Taşın altına elini koyma diye bir deyim var ya, bunu gerçekten görünce değişik oluyormuş insan... Geçtiğimiz günlerde karşılaşınca iyi hissettim kendimi... Öyle ya çok görüyoruz, duyuyoruz öyleymiş gibi halleri...
Geçenlerde komedyen Hasan Can Kaya ile biraraya geldim. 24 Şubat günü 'Çok Aşk' filmi vizyona girecek olan Hasan Can oldukça heyecanlı şu sıralar... Hasan Can Kaya az önce dediğim taşın altına elini koymak eylemini layıkıyla yerini getirenlerden. Komedi filmini gişeye sokup uzun zamandır kan kaybı yaşayan sinema sektörüne büyük katkıda bulundu.
OYUNCU KOÇUYLA ÇALIŞTI
Birçok meslektaşı hazır ve çok para için sinemayı hiçe sayıp dijital platformlara filmini satarken o sinema salonunda boy gösterecek. Hani derler ya er meydanı, işte tam olarak o meydana cesurca çıkacak... Hiç mış miş gibi yapmayıp herkesin yeri geldiğinde ahlanıp vahlandığı ama gerçekte hiçbir şey yapmadığı sinema sektörü bu tarihi eminim unutmayacak. Hasan Can Kaya 'Tüccar mantığıyla film yapmadım.
Sinemaların durumu ortada. Uzun zamandır beklenen ilgi aslında yok ama biz yine böyle bir riski göze aldık. Umarım her şey çok güzel olur ve bizi ödüllendirir' diyerek duygularını belirtiyor. Bence de izleyici 'Çok Aşk' filmine gişede hakettiği değeri gösterecek, bundan eminim... O kadar teklife rağmen böyle bir duruş sergileyen Hasan Can'ı yürekten kutluyorum.
'Çok Aşk' filmi için yılın en iddialı komedi filmi tabirini kullanmamda sakınca olmayacağını belirtmek isterim zira senaryo Hasan Can Kaya'ya ait... O kadar titiz çalışmış ki Hasan Can 'Senaryo yazan arkadaşlarım var. Onlara verdim ve 'Siz bunları okuyun puanlama yapın. Komik olmayan sahneleri çıkarın. Ben tekrardan yazacağım' dedim ve öyle de yaptım.
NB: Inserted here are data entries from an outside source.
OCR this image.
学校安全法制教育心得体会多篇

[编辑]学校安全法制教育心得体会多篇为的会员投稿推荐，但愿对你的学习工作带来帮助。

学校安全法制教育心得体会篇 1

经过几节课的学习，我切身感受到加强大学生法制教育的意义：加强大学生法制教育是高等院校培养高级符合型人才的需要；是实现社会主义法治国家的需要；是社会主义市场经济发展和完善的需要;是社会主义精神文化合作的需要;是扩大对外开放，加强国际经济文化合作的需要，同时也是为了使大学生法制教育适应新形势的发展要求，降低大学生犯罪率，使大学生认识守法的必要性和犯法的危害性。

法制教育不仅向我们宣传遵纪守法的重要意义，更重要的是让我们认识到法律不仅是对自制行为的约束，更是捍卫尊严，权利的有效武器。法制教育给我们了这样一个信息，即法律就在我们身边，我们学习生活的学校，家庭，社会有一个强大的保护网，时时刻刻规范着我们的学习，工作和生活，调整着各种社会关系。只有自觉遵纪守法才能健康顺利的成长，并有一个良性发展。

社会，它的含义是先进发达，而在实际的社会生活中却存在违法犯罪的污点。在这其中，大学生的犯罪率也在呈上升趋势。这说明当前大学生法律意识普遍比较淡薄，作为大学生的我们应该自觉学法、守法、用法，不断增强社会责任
Onlar çıkarttı ve ben çıkarttıkları yerleri en baştan yazdım yani çok uğraştım' diyor... Canlandırdığı Coşkun karakteri için oyuncu koçuyla çalışmış. Bu işe gösterilen ciddiyeti ortaya koyuyor, sektörde az görülen bir durum bu... 24 Şubat'ı sabırsızlıkla bekliyorum...
'ÇOCUK KRAL'
Tutankhamun'un hazineleri geliyor
20. yüzyılın en büyük arkeolojik keşfi kabul edilen ve ölümünün üzerinden geçen 3300 yıldan sonra tüm dünyada büyük bir üne kavuşan Firavun Tutankhamun'un kral mezarında bulunan hazineler, her yaştan milyonlarca insanın ilgisini çekmeye devam ediyor. İngiliz arkeolog Howard Carter tarafından 1922'de "bozulmamış halde bulunan ilk firavun mezarı" özelliği taşıyan Tutankhamun'un mezarından çıkarılan eserler, Mısır'daki Krallar Vadisi'nde gün yüzüne çıkarılan en zengin hazine. 1961'den beri 62 yıldır ziyaretçi rekorları kıran Çocuk Kral Tutankhamun'un Hazineleri Sergisi, ilk kez Türkiye'de UniqExpo İstanbul'da 20 Ocak Cuma günü ziyarete açılacak. Dünyanın en ünlü hazinelerini merakla bekliyorum.
TARTIŞMA FİTİLİNİ ATEŞLEDİ
1960'lardan 1990'lara kadar Türkiye'nin en önemli eğlence kültürü gazinolardan 2000'den günümüze sahnelere kadar uzanan assolist kıyafet adabı her zaman en tartışılan konular arasında yer bulur. Özellikle kadın sanatçıların repertuvarının önüne geçtiği dahi olmuştur kıyafet konusunun... Kıyafetin yok ışıltısı, yok taşı, yok açıklığı büyük bir paradokstur. Bugün bile bunu çözmüş değiliz. Bülent Ersoy'dan Seda Sayan'a birçok ünlü isimle çalışan modacı Pınar Kerimoğlu kıyafet konusunda yeni adabın tarz olduğunu söyledi. Artık assolistlerin giydikleri kıyafetlerde renk, kesim, şaşaa dışında en belirleyici noktanın tarz ve ışıltı olduğunu söyleyen Pınar Kerimoğlu yeni bir tartışmanın fitilini ateşlemiş oldu.